Kwoyelo, Thomas (ICD-002/2010)

International Crimes Division of the High Court


September 24, 2018 - September 25, 2018

First trial hearing


1. Stakeholders meeting

On 24 September 2018, the trial panel met with the various stakeholders before the commencement of the proceedings. This interaction session aimed at informing the public about the conduct of the trial, to answer questions, and to receive recommendations from the stakeholders.

One honorable Justice started by giving a background of the Kwoyelo case before setting the standards which have to be met by the panel while conducting the trial:

  • Conduct a fair trial within a reasonable time, with full respect of the rights of the accused and due regard for the protection of the victims, witnesses, children, women and all other vulnerable persons ;
  • Provide for disclosure of documents ;
  • Ensure adequate preparation for the trial ;
  • Appoint assessors on terms and conditions as the court may decide ;

She concluded by stressing the importance of governement and stakeholders’ support because of the trial’s specificity.

The meeting was followed by an interaction session, during which the civil society raised a number of questions as to the estimated length of the trial, the court’s degree of preparation to victims’ participation, the measures put in place to ensure the protection of witnesses, and the provision of psychosocial support to the victims among others.

In response, one Justice pointed out that altough everyone is yearning for an expeditious trial, the case involves a lot of issues which must all be addressed,  and ground rules which are to be set during a status conference. He noted that the prosecution alone had over 120 witnesses which could take 2-3 years, that the defense would require approximately one year and that the victims counsel would also need time to ensure participation of the victims. This latter aspect would further require the creation and implementation of new procedures. Lastly the court emphasized that although there was no law on witness protection in Uganda, the court had devised means of ensuring the safety of witnesses and victims.

2. Status Conference
The status conference started an hour late because there was no interpreter. The purpose of the conference was to ensure the proper planning of the case, and to set down the rules in order to ensure a speedy trial. It was pointed out that the reading of the indictment and taking plea would take two days.

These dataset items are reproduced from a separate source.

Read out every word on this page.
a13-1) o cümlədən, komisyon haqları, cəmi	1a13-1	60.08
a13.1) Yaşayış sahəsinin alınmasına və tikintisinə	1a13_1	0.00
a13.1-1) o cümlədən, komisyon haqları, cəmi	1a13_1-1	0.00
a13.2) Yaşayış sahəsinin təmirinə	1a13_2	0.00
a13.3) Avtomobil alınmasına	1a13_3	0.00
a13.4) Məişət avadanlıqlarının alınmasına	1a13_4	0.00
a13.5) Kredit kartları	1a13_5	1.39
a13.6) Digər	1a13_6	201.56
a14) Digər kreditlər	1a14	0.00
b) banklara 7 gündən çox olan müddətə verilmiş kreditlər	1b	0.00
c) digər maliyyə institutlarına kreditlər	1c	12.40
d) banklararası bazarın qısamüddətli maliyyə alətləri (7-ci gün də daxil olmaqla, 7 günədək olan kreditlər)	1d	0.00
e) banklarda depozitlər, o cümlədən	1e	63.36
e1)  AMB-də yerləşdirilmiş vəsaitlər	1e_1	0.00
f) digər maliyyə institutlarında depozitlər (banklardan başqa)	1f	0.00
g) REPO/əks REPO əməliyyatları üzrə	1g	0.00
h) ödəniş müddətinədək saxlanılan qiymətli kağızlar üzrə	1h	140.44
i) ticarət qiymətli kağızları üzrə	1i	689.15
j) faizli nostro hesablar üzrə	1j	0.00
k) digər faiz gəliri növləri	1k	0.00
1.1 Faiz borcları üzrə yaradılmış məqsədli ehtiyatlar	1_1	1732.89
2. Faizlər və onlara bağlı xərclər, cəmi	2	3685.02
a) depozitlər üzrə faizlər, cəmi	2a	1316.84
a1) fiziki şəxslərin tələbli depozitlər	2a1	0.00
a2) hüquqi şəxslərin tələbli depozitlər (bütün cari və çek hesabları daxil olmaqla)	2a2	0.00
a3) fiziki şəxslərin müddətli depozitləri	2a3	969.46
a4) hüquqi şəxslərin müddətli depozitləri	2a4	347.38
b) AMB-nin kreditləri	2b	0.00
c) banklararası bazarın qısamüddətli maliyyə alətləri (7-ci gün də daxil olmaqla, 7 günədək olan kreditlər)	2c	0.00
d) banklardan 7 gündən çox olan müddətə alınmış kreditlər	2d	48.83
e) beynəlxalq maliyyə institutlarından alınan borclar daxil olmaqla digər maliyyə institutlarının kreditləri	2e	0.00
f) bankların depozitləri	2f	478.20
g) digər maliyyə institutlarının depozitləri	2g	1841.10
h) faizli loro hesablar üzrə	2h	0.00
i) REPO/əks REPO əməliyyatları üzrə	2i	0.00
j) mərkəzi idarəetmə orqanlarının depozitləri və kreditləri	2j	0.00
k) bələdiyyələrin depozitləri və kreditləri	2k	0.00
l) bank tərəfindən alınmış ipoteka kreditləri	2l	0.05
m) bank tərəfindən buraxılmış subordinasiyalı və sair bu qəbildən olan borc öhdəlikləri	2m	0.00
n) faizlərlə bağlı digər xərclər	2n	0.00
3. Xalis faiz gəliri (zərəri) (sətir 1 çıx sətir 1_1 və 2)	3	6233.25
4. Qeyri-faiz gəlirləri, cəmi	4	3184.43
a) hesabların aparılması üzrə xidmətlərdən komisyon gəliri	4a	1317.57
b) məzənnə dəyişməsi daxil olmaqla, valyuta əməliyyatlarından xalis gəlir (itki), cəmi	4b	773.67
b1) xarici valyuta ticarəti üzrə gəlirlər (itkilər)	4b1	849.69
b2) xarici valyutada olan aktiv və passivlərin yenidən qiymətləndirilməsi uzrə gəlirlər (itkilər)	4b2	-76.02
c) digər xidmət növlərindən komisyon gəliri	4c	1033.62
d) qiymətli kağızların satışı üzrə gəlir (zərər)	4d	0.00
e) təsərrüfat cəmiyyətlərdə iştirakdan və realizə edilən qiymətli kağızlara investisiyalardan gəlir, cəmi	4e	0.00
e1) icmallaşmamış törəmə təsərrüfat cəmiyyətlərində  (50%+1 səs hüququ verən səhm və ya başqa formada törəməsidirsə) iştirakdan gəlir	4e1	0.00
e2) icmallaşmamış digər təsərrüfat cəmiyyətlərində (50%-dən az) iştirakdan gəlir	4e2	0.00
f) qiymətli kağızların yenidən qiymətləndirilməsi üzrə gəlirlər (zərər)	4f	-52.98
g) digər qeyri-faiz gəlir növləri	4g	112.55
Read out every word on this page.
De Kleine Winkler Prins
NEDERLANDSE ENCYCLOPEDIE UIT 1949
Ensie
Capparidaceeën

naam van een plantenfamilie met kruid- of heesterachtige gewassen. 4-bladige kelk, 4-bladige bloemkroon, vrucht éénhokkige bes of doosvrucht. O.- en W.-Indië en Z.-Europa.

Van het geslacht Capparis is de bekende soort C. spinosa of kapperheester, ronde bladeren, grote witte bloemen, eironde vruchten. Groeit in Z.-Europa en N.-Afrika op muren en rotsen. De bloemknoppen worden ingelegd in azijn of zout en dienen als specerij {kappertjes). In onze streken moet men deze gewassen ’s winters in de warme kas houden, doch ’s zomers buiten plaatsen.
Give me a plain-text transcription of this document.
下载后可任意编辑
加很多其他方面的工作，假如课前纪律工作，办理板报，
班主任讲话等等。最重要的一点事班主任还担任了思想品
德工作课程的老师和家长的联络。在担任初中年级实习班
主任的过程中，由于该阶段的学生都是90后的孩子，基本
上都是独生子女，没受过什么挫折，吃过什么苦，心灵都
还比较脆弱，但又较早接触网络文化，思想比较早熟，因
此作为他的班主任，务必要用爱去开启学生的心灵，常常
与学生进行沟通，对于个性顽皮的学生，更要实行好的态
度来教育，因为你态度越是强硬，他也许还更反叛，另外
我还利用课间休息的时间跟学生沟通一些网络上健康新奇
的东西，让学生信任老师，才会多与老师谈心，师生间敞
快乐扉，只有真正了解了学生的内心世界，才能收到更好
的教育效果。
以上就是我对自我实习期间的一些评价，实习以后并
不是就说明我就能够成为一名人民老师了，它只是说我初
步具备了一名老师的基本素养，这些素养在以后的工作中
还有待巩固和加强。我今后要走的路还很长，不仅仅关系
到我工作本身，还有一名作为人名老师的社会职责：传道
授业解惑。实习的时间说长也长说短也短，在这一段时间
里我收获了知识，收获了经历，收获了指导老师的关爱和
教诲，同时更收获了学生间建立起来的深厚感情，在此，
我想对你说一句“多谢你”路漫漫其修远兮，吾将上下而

The Defense counsel informed the court that the accused had not been given anything to eat from the time he was brought to court and that the prison authorities had also denied his family access to visit him. One of the Justice therefore required Kwoyelo to be given his meal at the court instead of prisons. The defense also noted that they were served with the translated indictment just a few minutes before the status conference, depriving the accused of the chance to read and understand the charges brought against him.

The prosecution and the victims counsel confirmed to have taken all the steps required and to be ready for the plea taking, but the latter pointed out that they needed guidance on the status of the victims’ applications for participation, adding that 94 presumed victims were waiting for the trial. The counsel stressed that prosecution ought to disclose all its evidence so as to enable them to know victims with dual status of victim and witness.

Since the ICD Registry guidelines that provide for victims’ participation had not yet been adopted, the counsel invited the court to allow or enable the application of interim standards. He concluded by requesting facilitation to reach out to the victims on a regular basis so as to enable them to represent the views of the victims before the court.

The trial panel concluded that a lot of disclosure had been done and that the accused was not entirely unaware of the case against him or the evidence that prosecution was going to lead. Therefore, the court ordered that the plea taking process begin.

The matter was adjourned to the morning after for the plea taking process.

3. Plea Taking
On Tuesday 25 September, the trial began with the plea taking. As the process commenced, the accused’s lawyer raised objections to the entire processs arguing that the translation was insufficient, that the number of charges brought against the accused were improper, and that the he had not been given the opportunity to go through the translated indictment since they had been served late. The Prosecution dismissed the arguments, and the proceedings were adjourned.

Upon resuming, the trial panel noted that Article 28 (3) (f) of the 1995 constitution provides the right to the assistance of an interpreter for every person who is charged with a criminal offense and that A.28 (3) (c) provides the right to have adequate time and facilities for the preparation of his or her defense.

For those reasons, the trial panel agreed with the defense that the accused was not given sufficient time to prepare his defense before taking plea.

In their rulling, the trial panel made the following orders;

  • That a properly translated indictment be served on the accused and also on the other parties by 2 October 2018.
  • That the Registrar ensured the facilitation of the defense to prepare its defense not later than 12 October 2018.

The case was adjourned to 5 November 2018 while the accused was further remanded into custody.